Further Section 33 of the Act makes it mandatory for the government to reserve not less than three per cent of vacancies under the physically challenged quota. Of the three per cent, one must be reserved for those suffering from blindness or low vision, one for those suffering from hearing impairment, and the third for those suffering from loco motor disability or cerebral palsy.

Therefore, there was no justification in denying admission to the petitioner in the teacher training institute on the ground that he did not suffer 70 per cent disability, the judge said. He also rejected yet another contention raised by the Director that Mr. Senthil Murugan had secured only 44 per cent of marks in the qualifying examinations as against the minimum requirement of 45 per cent.
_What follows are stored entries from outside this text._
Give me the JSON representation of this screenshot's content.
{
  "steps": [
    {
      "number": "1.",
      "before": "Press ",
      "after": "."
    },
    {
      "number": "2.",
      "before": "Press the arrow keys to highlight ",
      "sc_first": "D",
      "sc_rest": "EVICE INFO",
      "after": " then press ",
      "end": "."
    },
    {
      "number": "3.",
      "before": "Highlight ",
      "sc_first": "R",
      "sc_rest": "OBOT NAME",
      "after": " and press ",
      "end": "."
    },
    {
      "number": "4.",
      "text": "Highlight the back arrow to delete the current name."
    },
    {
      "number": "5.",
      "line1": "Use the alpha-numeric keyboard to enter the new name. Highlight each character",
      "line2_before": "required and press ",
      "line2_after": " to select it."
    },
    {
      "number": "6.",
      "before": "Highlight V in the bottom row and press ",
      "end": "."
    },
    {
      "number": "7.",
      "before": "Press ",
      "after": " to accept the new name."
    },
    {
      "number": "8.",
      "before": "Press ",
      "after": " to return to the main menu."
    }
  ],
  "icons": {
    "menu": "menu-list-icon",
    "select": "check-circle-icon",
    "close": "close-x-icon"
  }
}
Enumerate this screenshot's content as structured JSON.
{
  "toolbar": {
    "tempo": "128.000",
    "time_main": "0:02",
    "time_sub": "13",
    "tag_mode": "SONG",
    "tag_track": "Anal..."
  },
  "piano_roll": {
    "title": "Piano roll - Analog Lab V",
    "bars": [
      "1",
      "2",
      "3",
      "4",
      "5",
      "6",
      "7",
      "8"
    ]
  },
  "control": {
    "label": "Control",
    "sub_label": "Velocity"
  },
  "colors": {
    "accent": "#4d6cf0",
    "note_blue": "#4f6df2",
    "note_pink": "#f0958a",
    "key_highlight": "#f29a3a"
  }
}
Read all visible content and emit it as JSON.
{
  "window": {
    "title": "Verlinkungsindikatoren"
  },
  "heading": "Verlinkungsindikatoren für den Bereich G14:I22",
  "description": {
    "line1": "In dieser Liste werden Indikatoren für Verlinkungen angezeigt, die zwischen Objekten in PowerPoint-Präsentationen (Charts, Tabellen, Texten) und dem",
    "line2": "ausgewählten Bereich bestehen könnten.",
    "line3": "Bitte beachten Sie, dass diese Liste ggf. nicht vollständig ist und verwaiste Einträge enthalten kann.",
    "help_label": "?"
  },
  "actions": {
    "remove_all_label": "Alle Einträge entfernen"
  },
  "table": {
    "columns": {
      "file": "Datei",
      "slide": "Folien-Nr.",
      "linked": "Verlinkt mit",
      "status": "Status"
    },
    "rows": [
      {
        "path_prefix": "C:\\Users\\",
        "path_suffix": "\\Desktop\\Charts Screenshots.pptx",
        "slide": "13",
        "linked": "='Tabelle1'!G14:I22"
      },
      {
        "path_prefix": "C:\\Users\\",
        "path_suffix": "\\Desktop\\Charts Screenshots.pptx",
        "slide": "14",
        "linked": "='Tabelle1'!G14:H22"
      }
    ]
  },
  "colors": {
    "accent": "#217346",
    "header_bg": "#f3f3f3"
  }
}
Mr. Justice Hariparanthaman pointed out that the government in May, 2010, had granted exemption to two physically challenged students who had secured only 41.33 per cent and 44.75 per cent marks in the qualifying examinations. A similar benefit could be given to the present petitioner too, he said and ordered the DTE to approve the petitioner's admission.

The petitioner had initially filed a writ petition in 2005 seeking relaxation of the minimum requirement of 45 per cent marks. That petition was disposed of with a direction to the government to consider his plea. Thereafter, he filed another writ in 2009 with a similar plea and the court passed a similar order once again along with a rider that his plea must be considered within four weeks.

After this, he gained admission in a private teacher training institute at Kalayarkoil in Sivaganga district. But the DTE refused to approve his admission and hence the present writ petition. He had also written the semester examinations on the basis of interim directions issued by the court from time to time in the present case.